Les mesures moins strictes qu'à l'étranger ont toutefois eu un avantage : la proportion de Suédois immunisés serait plus importante qu’ailleurs, même si la Suède s’est toujours défendue de chercher l’immunité collective. Mi-juillet, selon les estimations officielles relayées par l’AFP, près d’un Stockholmois sur cinq était porteur d’anticorps, un ratio supérieur aux autres pays. Insuffisant toutefois, puisque selon l’institut Pasteur, l’immunité collective pour le Covid-19 ne serait efficace que lorsque 70% de la population aura développé des anticorps.

Les Pays-Bas

Du côté des Pays-Bas, les autorités n’ont, elles, pas caché leur volonté de développer une immunité collective au sein de la population. "La réalité est qu’une grande partie de la population néerlandaise sera infectée par le coronavirus", avait déclaré le 16 mars le Premier ministre Mark Rutte. Il avait alors annoncé que son gouvernement voulait parvenir à une "immunité de groupe" dans l’attente d’un vaccin, laissant les personnes les moins vulnérables attraper le virus tout en protégeant les personnes âgées et les malades, en excluant un confinement total.

Les Pays-Bas ont toutefois pris des mesures de restriction quelques jours plus tard, appelées "confinement intelligent", les autorités ayant appelé la population, sans l’obliger, à rester chez elle et à éviter les rassemblements. À ce jour, le pays déplore 6.179 décès, pour plus de 55.000 cas officiellement recensés, selon l’université Johns Hopkins.

Le Royaume-Uni

Même s’il n’a jamais assuré avoir choisi cette approche, le Royaume-Uni a mis du temps avant d’établir une stratégie similaire à ses voisins en imposant le confinement. Patrick Vallance, le conseiller scientifique du Premier ministre britannique Boris Johnson, avait dans un premier temps semé le trouble en suggérant qu’une "immunité collective" pouvait se développer si une partie de la population guérissait du virus. Mais face aux critiques, le gouvernement a préféré démentir et affirmer qu’il s’agissait simplement d’un "concept scientifique et non d’un objectif".

C’est uniquement le 23 mars, alors que le nombre de cas et de décès augmentait de façon exponentielle, que le gouvernement ordonne le confinement. Une décision survenue quelques jours après un avertissement adressé par l’université Imperial College London, qui évoquait la possibilité de voir des centaines de milliers de Britanniques décéder du Covid-19 si "aucune action n’était entreprise contre l’épidémie".

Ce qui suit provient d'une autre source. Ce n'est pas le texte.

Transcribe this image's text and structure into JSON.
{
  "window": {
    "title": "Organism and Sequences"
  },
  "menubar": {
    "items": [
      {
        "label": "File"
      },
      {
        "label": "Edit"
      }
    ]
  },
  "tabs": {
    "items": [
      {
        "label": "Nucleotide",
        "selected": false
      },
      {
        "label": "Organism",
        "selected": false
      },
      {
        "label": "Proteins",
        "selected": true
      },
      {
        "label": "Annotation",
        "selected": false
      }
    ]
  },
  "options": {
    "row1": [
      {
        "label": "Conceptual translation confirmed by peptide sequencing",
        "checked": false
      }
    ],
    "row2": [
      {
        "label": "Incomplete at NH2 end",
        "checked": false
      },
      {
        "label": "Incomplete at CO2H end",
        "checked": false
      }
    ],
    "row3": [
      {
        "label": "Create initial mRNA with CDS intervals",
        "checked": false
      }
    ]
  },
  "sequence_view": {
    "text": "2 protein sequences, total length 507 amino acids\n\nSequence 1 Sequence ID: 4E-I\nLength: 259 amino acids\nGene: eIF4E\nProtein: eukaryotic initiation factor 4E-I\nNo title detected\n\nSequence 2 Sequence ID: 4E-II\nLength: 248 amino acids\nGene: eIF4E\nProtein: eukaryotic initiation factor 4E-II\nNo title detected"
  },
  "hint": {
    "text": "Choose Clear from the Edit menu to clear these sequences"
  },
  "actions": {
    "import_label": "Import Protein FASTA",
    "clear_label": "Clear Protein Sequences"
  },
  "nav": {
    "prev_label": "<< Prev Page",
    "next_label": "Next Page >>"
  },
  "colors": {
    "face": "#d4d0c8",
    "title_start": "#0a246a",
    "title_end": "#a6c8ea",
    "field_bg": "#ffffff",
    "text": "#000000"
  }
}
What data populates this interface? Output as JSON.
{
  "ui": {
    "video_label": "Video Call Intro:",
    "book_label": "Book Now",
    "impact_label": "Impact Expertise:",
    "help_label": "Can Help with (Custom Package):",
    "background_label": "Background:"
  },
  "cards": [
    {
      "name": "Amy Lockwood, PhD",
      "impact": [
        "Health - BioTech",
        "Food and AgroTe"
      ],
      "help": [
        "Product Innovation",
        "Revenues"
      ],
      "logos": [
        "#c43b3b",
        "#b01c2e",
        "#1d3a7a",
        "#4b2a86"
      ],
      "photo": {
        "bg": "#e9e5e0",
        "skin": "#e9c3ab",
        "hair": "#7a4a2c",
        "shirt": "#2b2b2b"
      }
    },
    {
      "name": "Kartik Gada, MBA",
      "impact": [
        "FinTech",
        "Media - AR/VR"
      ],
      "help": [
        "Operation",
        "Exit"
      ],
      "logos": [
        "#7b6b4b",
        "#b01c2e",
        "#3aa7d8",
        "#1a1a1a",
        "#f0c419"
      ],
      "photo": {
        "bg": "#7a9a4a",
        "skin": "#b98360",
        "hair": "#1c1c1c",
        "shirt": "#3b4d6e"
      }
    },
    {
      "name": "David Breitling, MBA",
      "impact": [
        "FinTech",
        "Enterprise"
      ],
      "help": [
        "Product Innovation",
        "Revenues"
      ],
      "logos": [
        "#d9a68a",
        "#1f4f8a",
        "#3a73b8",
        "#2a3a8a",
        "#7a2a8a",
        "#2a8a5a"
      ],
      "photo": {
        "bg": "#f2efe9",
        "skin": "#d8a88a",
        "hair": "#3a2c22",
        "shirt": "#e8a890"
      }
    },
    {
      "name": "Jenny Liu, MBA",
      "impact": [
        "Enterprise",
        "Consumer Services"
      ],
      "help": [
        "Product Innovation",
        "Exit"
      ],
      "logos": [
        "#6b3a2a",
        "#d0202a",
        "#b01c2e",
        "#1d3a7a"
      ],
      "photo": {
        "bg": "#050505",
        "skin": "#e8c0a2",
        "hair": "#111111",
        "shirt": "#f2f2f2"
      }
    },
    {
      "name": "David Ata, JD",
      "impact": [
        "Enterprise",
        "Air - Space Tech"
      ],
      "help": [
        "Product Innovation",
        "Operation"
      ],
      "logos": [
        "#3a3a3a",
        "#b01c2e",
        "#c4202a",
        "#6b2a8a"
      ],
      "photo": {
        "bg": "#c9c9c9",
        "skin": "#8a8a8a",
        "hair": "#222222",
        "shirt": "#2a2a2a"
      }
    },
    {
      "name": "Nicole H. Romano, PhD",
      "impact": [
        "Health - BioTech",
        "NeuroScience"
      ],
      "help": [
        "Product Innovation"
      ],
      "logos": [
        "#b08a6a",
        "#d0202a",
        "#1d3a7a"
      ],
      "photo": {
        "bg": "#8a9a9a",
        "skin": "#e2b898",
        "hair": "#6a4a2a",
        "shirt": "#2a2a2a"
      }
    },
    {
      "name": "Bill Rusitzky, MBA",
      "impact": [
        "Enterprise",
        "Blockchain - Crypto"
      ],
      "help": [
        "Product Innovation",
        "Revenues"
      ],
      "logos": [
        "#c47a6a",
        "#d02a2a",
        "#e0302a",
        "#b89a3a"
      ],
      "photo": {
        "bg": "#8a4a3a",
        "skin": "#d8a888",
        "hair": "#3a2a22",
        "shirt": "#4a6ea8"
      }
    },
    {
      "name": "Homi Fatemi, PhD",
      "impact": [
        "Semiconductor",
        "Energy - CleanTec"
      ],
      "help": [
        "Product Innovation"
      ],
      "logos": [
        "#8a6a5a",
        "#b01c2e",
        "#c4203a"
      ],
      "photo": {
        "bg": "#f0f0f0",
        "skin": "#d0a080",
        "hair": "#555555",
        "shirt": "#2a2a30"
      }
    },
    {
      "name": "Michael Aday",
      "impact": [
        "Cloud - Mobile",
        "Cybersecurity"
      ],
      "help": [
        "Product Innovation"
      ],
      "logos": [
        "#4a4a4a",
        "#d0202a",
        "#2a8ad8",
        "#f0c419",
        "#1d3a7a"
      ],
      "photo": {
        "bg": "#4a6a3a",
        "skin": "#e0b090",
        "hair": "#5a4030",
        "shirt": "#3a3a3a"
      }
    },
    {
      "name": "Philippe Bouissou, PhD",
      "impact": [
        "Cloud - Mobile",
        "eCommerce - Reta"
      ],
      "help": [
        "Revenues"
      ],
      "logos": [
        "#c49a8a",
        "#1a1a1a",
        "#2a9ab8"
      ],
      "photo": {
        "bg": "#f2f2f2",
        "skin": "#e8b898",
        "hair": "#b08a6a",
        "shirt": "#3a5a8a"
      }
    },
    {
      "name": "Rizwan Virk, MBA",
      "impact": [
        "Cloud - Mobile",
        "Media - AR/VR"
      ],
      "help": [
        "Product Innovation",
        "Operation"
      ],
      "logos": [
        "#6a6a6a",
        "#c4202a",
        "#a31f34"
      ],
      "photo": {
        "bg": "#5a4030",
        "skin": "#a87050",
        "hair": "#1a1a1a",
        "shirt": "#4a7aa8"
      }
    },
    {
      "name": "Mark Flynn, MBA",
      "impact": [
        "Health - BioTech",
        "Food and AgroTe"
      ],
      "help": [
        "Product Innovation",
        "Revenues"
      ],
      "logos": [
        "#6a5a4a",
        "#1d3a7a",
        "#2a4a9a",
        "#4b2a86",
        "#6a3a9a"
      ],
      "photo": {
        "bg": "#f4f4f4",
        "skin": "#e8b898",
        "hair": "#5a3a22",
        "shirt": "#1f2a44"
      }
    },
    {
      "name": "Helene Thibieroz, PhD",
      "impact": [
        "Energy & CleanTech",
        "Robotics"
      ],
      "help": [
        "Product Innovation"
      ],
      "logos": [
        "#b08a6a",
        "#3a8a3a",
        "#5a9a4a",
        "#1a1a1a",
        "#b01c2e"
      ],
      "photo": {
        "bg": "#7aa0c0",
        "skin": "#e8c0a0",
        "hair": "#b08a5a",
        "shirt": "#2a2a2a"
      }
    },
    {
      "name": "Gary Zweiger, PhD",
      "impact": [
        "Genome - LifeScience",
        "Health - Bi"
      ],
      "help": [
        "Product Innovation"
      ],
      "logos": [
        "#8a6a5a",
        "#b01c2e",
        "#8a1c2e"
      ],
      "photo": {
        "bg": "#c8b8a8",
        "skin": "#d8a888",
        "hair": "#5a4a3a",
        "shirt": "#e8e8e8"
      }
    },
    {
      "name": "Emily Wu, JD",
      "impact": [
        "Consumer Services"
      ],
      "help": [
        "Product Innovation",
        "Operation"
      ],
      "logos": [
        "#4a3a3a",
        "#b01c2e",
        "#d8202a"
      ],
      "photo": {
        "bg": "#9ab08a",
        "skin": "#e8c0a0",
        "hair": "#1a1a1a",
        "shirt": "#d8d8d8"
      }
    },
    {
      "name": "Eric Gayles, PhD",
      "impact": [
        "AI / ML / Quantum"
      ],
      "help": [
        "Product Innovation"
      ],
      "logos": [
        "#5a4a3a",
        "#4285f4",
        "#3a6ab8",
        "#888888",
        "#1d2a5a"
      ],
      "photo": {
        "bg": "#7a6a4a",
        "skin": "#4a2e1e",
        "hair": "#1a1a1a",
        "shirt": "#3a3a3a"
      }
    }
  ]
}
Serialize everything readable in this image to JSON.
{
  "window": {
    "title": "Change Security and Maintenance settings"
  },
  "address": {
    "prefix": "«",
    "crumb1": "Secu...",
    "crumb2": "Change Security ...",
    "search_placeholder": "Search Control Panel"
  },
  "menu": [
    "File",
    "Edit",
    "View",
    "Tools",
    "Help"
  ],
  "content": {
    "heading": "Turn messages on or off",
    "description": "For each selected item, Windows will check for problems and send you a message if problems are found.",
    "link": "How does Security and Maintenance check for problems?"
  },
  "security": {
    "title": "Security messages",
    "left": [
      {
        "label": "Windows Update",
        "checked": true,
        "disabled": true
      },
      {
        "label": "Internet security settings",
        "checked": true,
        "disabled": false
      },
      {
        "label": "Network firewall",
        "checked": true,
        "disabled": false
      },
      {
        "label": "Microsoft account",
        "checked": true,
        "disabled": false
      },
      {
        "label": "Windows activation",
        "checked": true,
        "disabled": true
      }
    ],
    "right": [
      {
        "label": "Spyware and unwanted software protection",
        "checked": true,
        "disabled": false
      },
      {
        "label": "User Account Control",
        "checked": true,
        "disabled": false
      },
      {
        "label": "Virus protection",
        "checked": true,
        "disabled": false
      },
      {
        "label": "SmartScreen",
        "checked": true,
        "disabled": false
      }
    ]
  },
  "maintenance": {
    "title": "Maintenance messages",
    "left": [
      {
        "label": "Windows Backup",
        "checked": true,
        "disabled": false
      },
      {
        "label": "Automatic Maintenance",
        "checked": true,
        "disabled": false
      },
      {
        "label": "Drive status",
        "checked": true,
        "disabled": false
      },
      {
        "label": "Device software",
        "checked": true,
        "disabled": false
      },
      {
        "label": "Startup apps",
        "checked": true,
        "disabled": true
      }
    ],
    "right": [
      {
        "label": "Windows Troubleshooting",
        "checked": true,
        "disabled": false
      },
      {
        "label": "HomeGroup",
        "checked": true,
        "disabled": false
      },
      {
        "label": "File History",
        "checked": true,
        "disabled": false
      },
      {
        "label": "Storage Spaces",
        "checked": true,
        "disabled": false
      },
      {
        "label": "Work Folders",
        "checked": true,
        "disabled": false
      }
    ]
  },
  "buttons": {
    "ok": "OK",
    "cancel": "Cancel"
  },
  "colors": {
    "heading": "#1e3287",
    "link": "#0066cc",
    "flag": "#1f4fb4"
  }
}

À ce jour, le Royaume-Uni est le pays européen le plus endeuillé avec 46.286 décès, mais déplore également le nombre de morts le plus élevé par million d’habitants dans le monde (681), juste derrière la Belgique (849).

Les Etats-Unis

Aux États-Unis, pays le plus touché par la pandémie dans le monde, un État a tenté une stratégie similaire : la Floride. "Il y a eu ici le même type de raisonnement, dans un style un peu différent", regrette sur LCI Christian Bréchot, virologue et président du Global Virus Network (voir vidéo en tête de cet article). "Les jeunes se contaminaient massivement et il y avait des précautions majeures pour éviter que les maisons de retraite soient touchées", explique-t-il. "Mais c’est un échec total, le nombre de morts augmente de façon considérable." Plus de 7.000 décès ont été recensés à ce jour en Floride.

"C’est théorique de se dire que nous allons pouvoir empêcher le contact entre une population de jeunes qu’on laisse s’infecter, et une population de personnes plus âgées", continue Christian Bréchot. "Parmi les jeunes, il y a des personnes qui sont vulnérables. En Floride, nous voyons une population relativement jeune décéder des complications du Covid-19."